Fluctuation
Electron Microscopy Analysis of Medium Range Order in Amorphous Thin Films
Lakshminarayana
Nittala, Yeonwoong Jung, Sanjay Khare, Ray Twesten, John Abelson
Materials
Research Laboratory, U. Illinois at Urbana-Champaign
Fluctuation Electron Microscopy
(FEM) is sensitive to 3- and 4-body atomic correlation functions, and therefore
to the presence of medium-range structural ordering in amorphous
materials. By contrast, conventional
diffraction experiments are sensitive primarily to the 2-body function.
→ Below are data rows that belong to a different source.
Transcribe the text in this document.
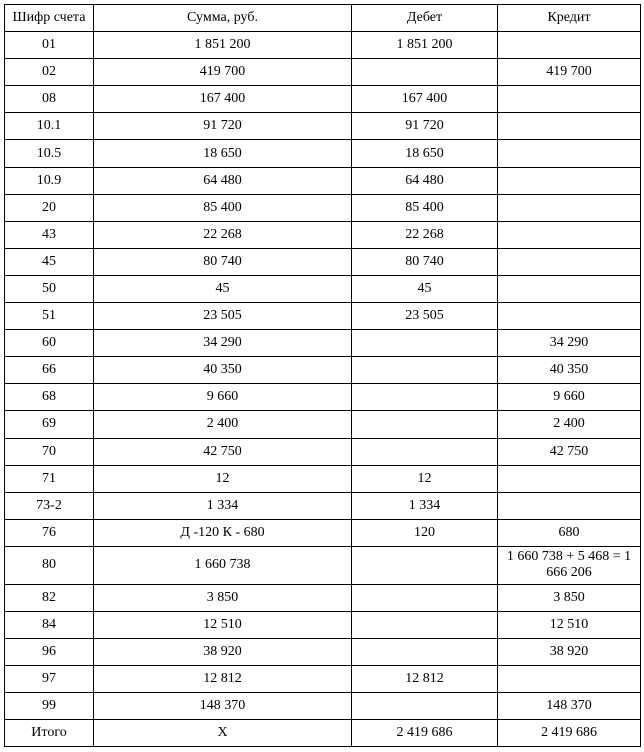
Шифр счета	Сумма, руб.	Дебет	Кредит
01	1 851 200	1 851 200	
02	419 700		419 700
08	167 400	167 400	
10.1	91 720	91 720	
10.5	18 650	18 650	
10.9	64 480	64 480	
20	85 400	85 400	
43	22 268	22 268	
45	80 740	80 740	
50	45	45	
51	23 505	23 505	
60	34 290		34 290
66	40 350		40 350
68	9 660		9 660
69	2 400		2 400
70	42 750		42 750
71	12	12	
73-2	1 334	1 334	
76	Д -120 К - 680	120	680
80	1 660 738		1 660 738 + 5 468 = 1 666 206
82	3 850		3 850
84	12 510		12 510
96	38 920		38 920
97	12 812	12 812	
99	148 370		148 370
Итого	Х	2 419 686	2 419 686
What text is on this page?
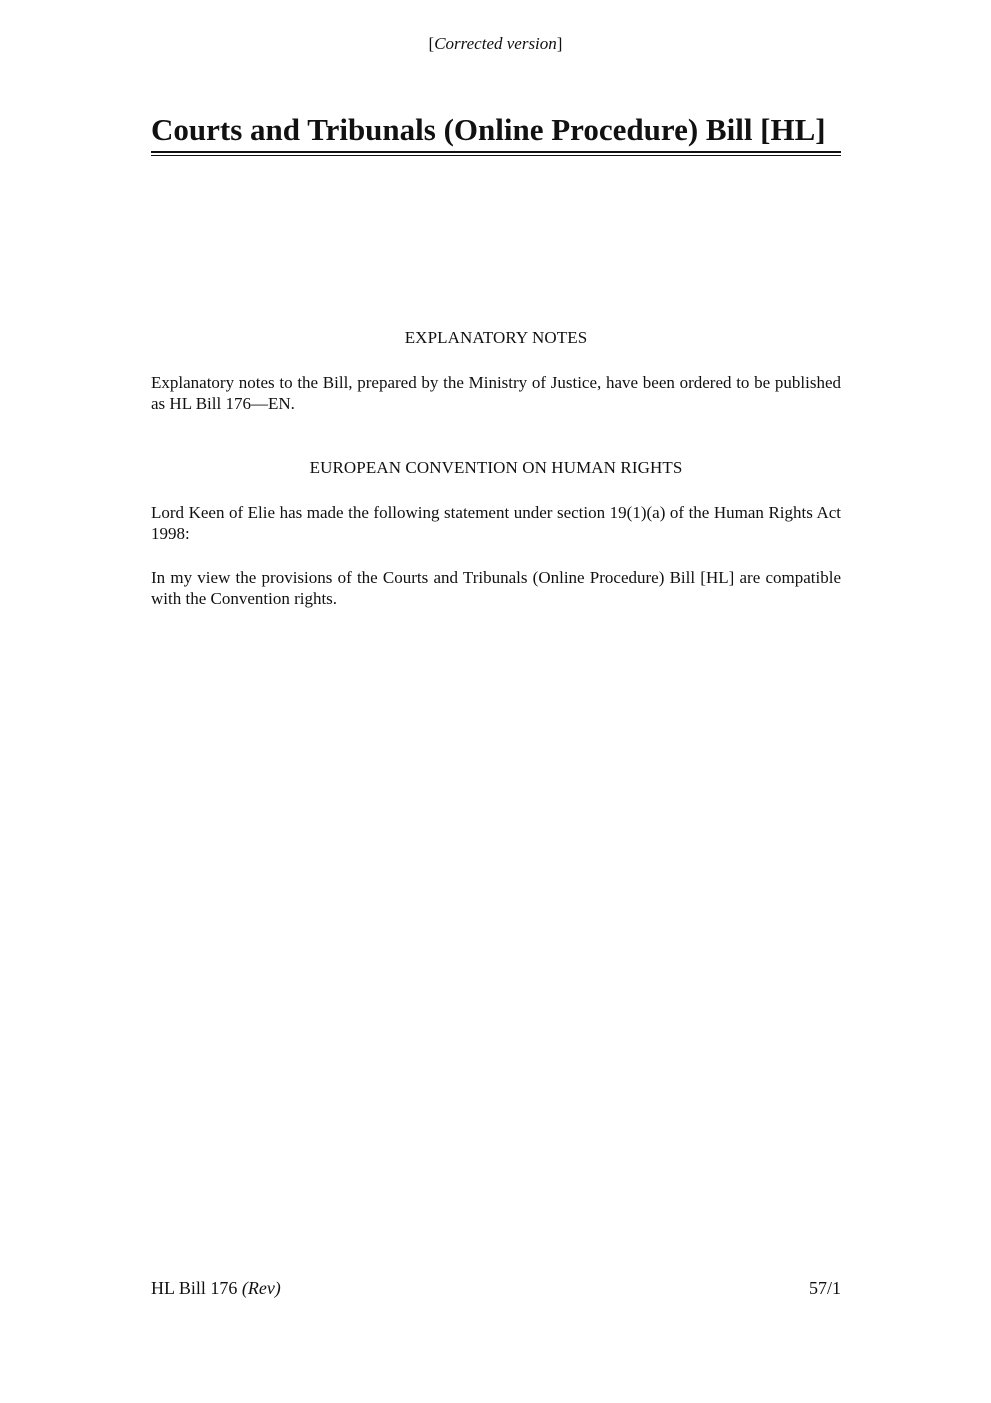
[Corrected version]
Courts and Tribunals (Online Procedure) Bill [HL]
EXPLANATORY NOTES
Explanatory notes to the Bill, prepared by the Ministry of Justice, have been ordered to be published as HL Bill 176—EN.
EUROPEAN CONVENTION ON HUMAN RIGHTS
Lord Keen of Elie has made the following statement under section 19(1)(a) of the Human Rights Act 1998:
In my view the provisions of the Courts and Tribunals (Online Procedure) Bill [HL] are compatible with the Convention rights.
HL Bill 176 (Rev)	57/1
Our FEM studies have shown the presence of
considerable MRO in vapor deposited amorphous silicon (a-Si:H) thin films,
whereas the predictions of the continous covalent random network (CRN) model
entirely fail to match the data. The
increased order is attributed to the presence of strained nanocrystallites of
1-2 nm diameter, called “paracrystallites” in the amorphous film.
Here we report the influence of
kinetic processes on the degree of MRO in a-Si:H films. The experimental variables include substrate
temperature and fast particle bombardment of the film growth surface, and
post-growth thermal annealing or light irradiation. The data indicate that MRO can either coarsen or diminish
(meaning the material can relax towards
a CRN structure) depending on the processing conditions. We suggest that the paracrystallites can be
modeled as nuclei which, as in capillarity theory, may be either supercritical
or subcritical in size. We also present
molecular dynamics simulations of the paracrystalline structure that have been
used as the input to simulations of FEM data.
Quantitative agreement has been reached, which allows us to estimate the
volume fraction and characteristic size of the ordered domains.